The percentage of Ohio sports bettors who opened sportsbook accounts more than doubled that of New York bettors during the opening weekend of the respective states’ sports betting launches.
Ohioans created 784,000 unique sportsbook accounts during the first two days of legal online sports betting in their state, according to GeoComply, a firm that tracks gambling transactions. That is equal to 6.7% of Ohio’s population.
That’s a higher level of engagement than the January 2021 launches in New York and Louisiana. During its first 36 hours of online sports betting, Louisiana residents created unique sportsbook accounts equal to 3.6% of its population. For New York’s first weekend, it was 3.3%.
States' Per Capita Sports Betting Accounts Created During Opening Weekend
|Unique Accounts as % of State Population|
Ohioans’ rush to register for online sportsbooks illustrates the demand for sports betting since the wave of legalization began.

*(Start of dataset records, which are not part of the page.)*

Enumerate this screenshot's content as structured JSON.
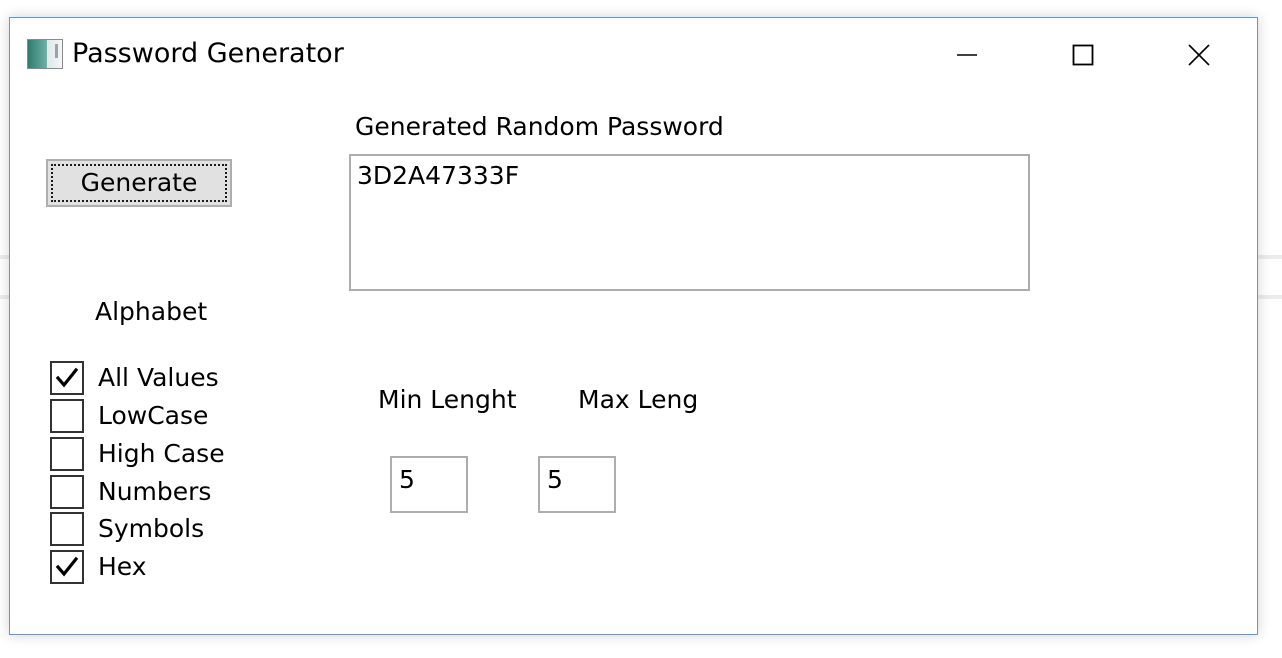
{
  "window": {
    "title": "Password Generator",
    "minimize_glyph": "minimize-icon",
    "maximize_glyph": "maximize-icon",
    "close_glyph": "close-icon",
    "border_color": "#5a9bd5"
  },
  "generate": {
    "label": "Generate"
  },
  "password": {
    "label": "Generated Random Password",
    "value": "3D2A47333F"
  },
  "alphabet": {
    "label": "Alphabet",
    "options": [
      {
        "label": "All Values",
        "checked": true
      },
      {
        "label": "LowCase",
        "checked": false
      },
      {
        "label": "High Case",
        "checked": false
      },
      {
        "label": "Numbers",
        "checked": false
      },
      {
        "label": "Symbols",
        "checked": false
      },
      {
        "label": "Hex",
        "checked": true
      }
    ]
  },
  "length": {
    "min_label": "Min Lenght",
    "max_label": "Max Leng",
    "min_value": "5",
    "max_value": "5"
  }
}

While it may be tempting to assume Ohio can compete with New York’s sports betting market, there are still important financial differences that will limit the amount of tax revenue sports betting will generate for Ohio.

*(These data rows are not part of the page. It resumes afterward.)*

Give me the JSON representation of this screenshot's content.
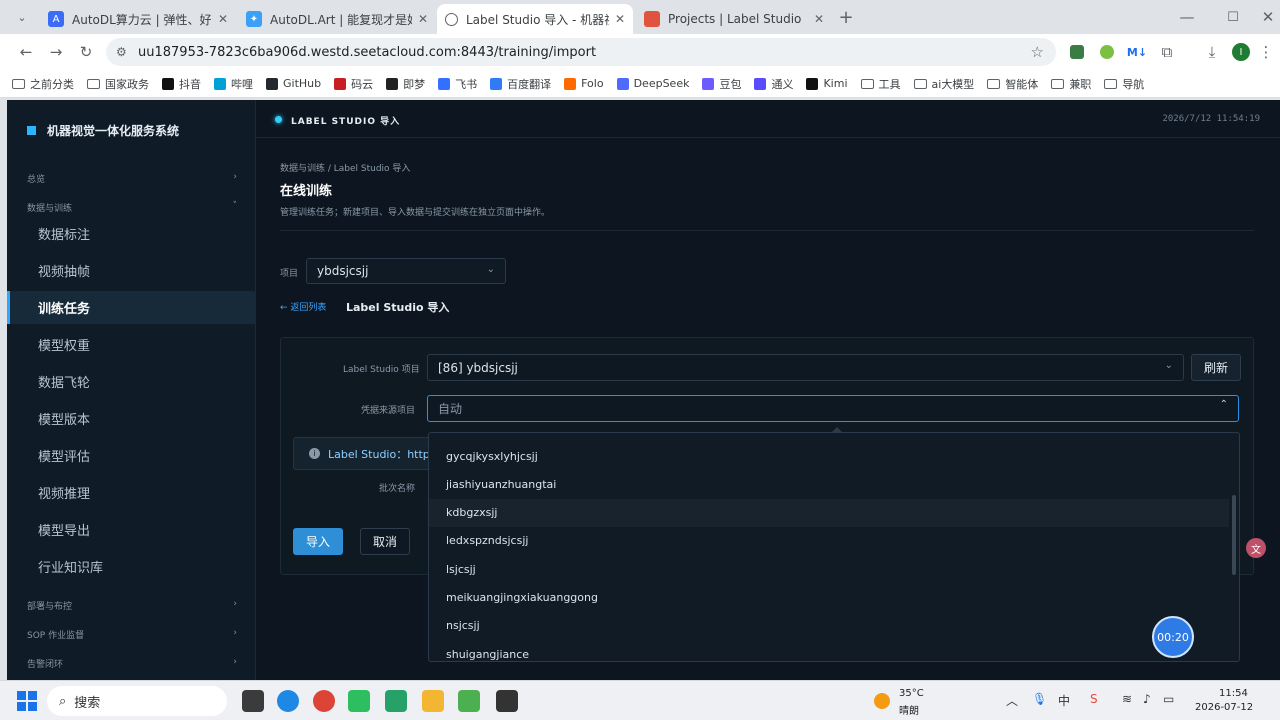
{
  "browser": {
    "tabs": [
      {
        "title": "AutoDL算力云 | 弹性、好用、",
        "favicon_color": "#3b6cf6",
        "active": false
      },
      {
        "title": "AutoDL.Art | 能复现才是好算法",
        "favicon_color": "#3ba0f6",
        "active": false
      },
      {
        "title": "Label Studio 导入 - 机器视觉一",
        "favicon_color": "#5f6368",
        "active": true
      },
      {
        "title": "Projects | Label Studio",
        "favicon_color": "#e0533f",
        "active": false
      }
    ],
    "url": "uu187953-7823c6ba906d.westd.seetacloud.com:8443/training/import",
    "bookmarks": [
      {
        "label": "之前分类",
        "icon": "folder"
      },
      {
        "label": "国家政务",
        "icon": "folder"
      },
      {
        "label": "抖音",
        "icon": "tiktok",
        "color": "#111111"
      },
      {
        "label": "哔哩",
        "icon": "bilibili",
        "color": "#00a1d6"
      },
      {
        "label": "GitHub",
        "icon": "github",
        "color": "#24292f"
      },
      {
        "label": "码云",
        "icon": "gitee",
        "color": "#c71d23"
      },
      {
        "label": "即梦",
        "icon": "jimeng",
        "color": "#222222"
      },
      {
        "label": "飞书",
        "icon": "feishu",
        "color": "#3370ff"
      },
      {
        "label": "百度翻译",
        "icon": "baidu-translate",
        "color": "#2f7cf6"
      },
      {
        "label": "Folo",
        "icon": "folo",
        "color": "#ff6a00"
      },
      {
        "label": "DeepSeek",
        "icon": "deepseek",
        "color": "#4d6bfe"
      },
      {
        "label": "豆包",
        "icon": "doubao",
        "color": "#6b5bff"
      },
      {
        "label": "通义",
        "icon": "tongyi",
        "color": "#5b4bff"
      },
      {
        "label": "Kimi",
        "icon": "kimi",
        "color": "#111111"
      },
      {
        "label": "工具",
        "icon": "folder"
      },
      {
        "label": "ai大模型",
        "icon": "folder"
      },
      {
        "label": "智能体",
        "icon": "folder"
      },
      {
        "label": "兼职",
        "icon": "folder"
      },
      {
        "label": "导航",
        "icon": "folder"
      }
    ]
  },
  "app": {
    "system_title": "机器视觉一体化服务系统",
    "top_label": "LABEL STUDIO 导入",
    "datetime": "2026/7/12 11:54:19",
    "sidebar": {
      "groups": [
        {
          "label": "总览",
          "arrow": "›"
        },
        {
          "label": "数据与训练",
          "arrow": "˅"
        },
        {
          "label": "部署与布控",
          "arrow": "›"
        },
        {
          "label": "SOP 作业监督",
          "arrow": "›"
        },
        {
          "label": "告警闭环",
          "arrow": "›"
        }
      ],
      "items": [
        "数据标注",
        "视频抽帧",
        "训练任务",
        "模型权重",
        "数据飞轮",
        "模型版本",
        "模型评估",
        "视频推理",
        "模型导出",
        "行业知识库"
      ],
      "active_item": "训练任务"
    },
    "breadcrumb": "数据与训练 / Label Studio 导入",
    "page_title": "在线训练",
    "page_desc": "管理训练任务；新建项目、导入数据与提交训练在独立页面中操作。",
    "project_label": "项目",
    "project_value": "ybdsjcsjj",
    "back_link": "← 返回列表",
    "section_title": "Label Studio 导入",
    "form": {
      "ls_project_label": "Label Studio 项目",
      "ls_project_value": "[86] ybdsjcsjj",
      "refresh": "刷新",
      "credential_label": "凭据来源项目",
      "credential_value": "自动",
      "info_text": "Label Studio：http",
      "batch_label": "批次名称",
      "import_btn": "导入",
      "cancel_btn": "取消"
    },
    "dropdown_options": [
      "gycqjkysxlyhjcsjj",
      "jiashiyuanzhuangtai",
      "kdbgzxsjj",
      "ledxspzndsjcsjj",
      "lsjcsjj",
      "meikuangjingxiakuanggong",
      "nsjcsjj",
      "shuigangjiance"
    ],
    "hovered_option": "kdbgzxsjj",
    "timer": "00:20"
  },
  "taskbar": {
    "search": "搜索",
    "weather_temp": "35°C",
    "weather_desc": "晴朗",
    "time": "11:54",
    "date": "2026-07-12"
  }
}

Ohio Sports Betting Revenue Projections
Estimates for Ohio’s sports betting handle (the total amount wagered) vary wildly. The Ohio Legislative Service Commission predicted it would be $1.1 billion in 2023. PlayOhio recently projected $8 billion.
With about half the population of New York and double the unique signups, Ohio’s sports betting handle could rival New York’s. However, New York’s higher median household income could keep its handle above Ohio’s.

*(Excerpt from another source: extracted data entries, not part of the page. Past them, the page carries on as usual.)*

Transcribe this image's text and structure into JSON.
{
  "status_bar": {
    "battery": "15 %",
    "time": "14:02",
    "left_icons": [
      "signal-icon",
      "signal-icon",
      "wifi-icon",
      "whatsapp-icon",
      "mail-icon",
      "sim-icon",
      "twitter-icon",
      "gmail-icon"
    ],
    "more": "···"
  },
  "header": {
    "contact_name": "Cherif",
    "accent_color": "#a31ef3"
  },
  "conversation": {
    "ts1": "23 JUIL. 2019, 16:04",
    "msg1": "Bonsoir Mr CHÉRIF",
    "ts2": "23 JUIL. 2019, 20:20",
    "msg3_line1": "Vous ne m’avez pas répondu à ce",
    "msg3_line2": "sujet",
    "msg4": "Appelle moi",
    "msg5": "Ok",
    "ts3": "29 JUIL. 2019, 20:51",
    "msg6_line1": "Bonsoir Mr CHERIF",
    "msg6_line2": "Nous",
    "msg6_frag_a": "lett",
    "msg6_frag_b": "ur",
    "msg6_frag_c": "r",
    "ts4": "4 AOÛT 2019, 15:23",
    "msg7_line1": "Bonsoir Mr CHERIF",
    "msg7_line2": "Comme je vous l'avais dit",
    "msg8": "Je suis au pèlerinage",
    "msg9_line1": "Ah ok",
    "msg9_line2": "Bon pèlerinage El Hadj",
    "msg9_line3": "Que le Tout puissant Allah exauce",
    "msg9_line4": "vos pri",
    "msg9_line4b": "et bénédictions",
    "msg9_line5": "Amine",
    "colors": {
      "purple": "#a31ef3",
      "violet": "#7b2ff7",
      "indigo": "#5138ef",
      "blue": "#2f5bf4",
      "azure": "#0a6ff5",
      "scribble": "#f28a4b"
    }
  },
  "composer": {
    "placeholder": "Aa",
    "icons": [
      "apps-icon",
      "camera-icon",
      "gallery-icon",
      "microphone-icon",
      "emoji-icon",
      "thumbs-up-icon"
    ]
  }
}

Also, Ohio taxes sportsbooks at 10% of their revenue (the amount of handle they win or “hold”). New York’s sportsbook tax rate is 51%. Even if Ohio sportsbook handle and taxable revenue are comparable to New York, Ohio has no chance of reaching New York’s level of tax revenue.
In contrast, Ohio sports betting will easily outpace Louisiana. Louisiana’s population is about 4.6 million. Ohio’s 11.8 million population gives Ohio sportsbooks revenue potential that dwarfs Louisiana.
Ohio’s Place in Midwestern Gambling
Overall, Ohio is set to become one of the largest sports betting markets in the United States, and it figures to be a major player in the Midwest. Midwestern states like Michigan, Indiana, and Illinois have grown into large gambling markets. They rival major northeastern markets like New Jersey and Pennsylvania. (New York remains an outlier in terms of sportsbook handle and tax revenue.)
Ohio could also become one of the next battlegrounds for online casinos. Online casinos are legal in neighboring Michigan, one of the six states in which they are legal (New Jersey, Pennsylvania, Connecticut, Delaware, and West Virginia are the others). Profitable online gambling in Ohio would help supporters build a case favoring online casinos. That could lead to online casino markets opening up in the Midwest the way they have in the northeast.
In the meantime, Ohioans are showing how much enthusiasm has grown for sports betting since PASPA’s overturning in 2018.